While the New Zealand’s Mosque shooter Brenton Tarrant was charged to court within hours, the reverse is the case in Nigeria. In Nigeria, the wheels of justice are chugging away sluggishly. Hundreds of terrorists and other callous killers such as kidnappers have been in detention without trial.
Don’t tell me lack of evidence is the reason the kidnappers cannot be charged to court for almost one year. Many kidnappers have been arrested along Kaduna/Abuja Federal Highway and a huge cashes of sophisticated deadly weapons seized from them.
Yet their trial hasn’t started, despite these exhibits of deadly weapons in their possession. What more evidence do you need to prosecute these heartless killers? Are there any compelling reasons why the trial of terrorists and kidnappers cannot proceed apace?
You must deliver justice fast and furious to mass murderers instead of keeping them in custody longer than necessary and feeding them at public expense. Delay in delivering justice to these murderous monsters is an insult to the memories of their victims and the sensibilities of their grieving families.
In August in 2015, the government of neighbouring Chad Republic executed 10 Boko Haram terrorists for their roles in suicide attacks on the country. Their trial lasted only three days. In Nigeria, instead of paying for their crimes against humanity, 400 hundred so-called “repentant” Boko Haram terrorists were controversially set free by the government, thereby spitting on the graves of their victims, including the military personnel who were brutally killed by the militants.

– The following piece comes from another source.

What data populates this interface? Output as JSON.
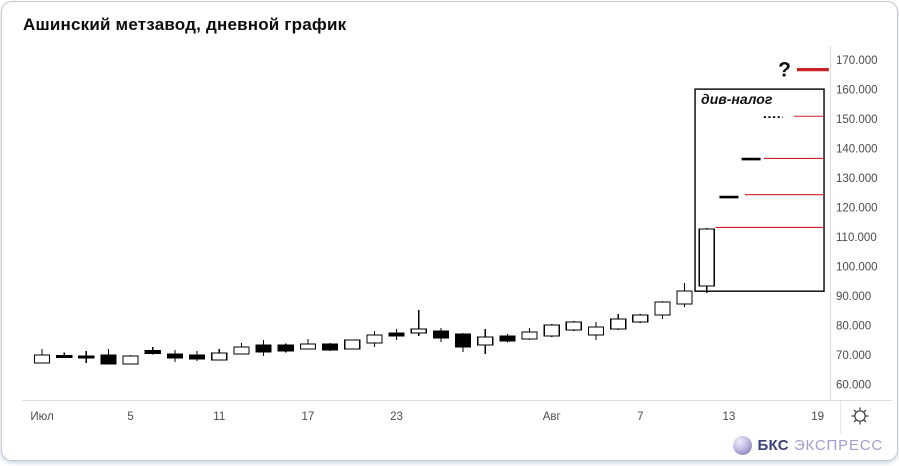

Shouldn’t Nigeria borrow a leaf from Chad? Delay in delivering justice speedily to mass murderers could only make them bolder and crueller. As long as murderers are not made to feel the pains of death fast enough, they won’t be deterred from committing more crimes. The sanctity of life shouldn’t be compromised by making the murderers feel that they can mock at justice.
Many murderers are terrified by the thoughts of being taken before the firing squad. I have seen many documentaries of convicted murderers shaking nervously and sweating like pigs as they were led to the gallows, the electric chair or the firing squad. Given a choice between life imprisonment and the gas chamber or the bullet, the murderer will readily go for the former. They know the pains of death, let them feel it too like their victims.
If we want to make murderers pay for their crimes speedily, sluggishness in the dispensation of justice cannot help us achieve the purpose of deterrence, which punishment seeks to create.
How can a corruption trial last for 11 years? How can a terrorism trial drag on more than 10 hears? How can the trial of kidnappers fail to make progress for more than one year? How can the Bill on the Special Corruption Courts be dragging before the National Assembly since 2016 without action from the lawmakers? How can we achieve the desired results when we have the dubious distinction of being notoriously sluggish in our affairs?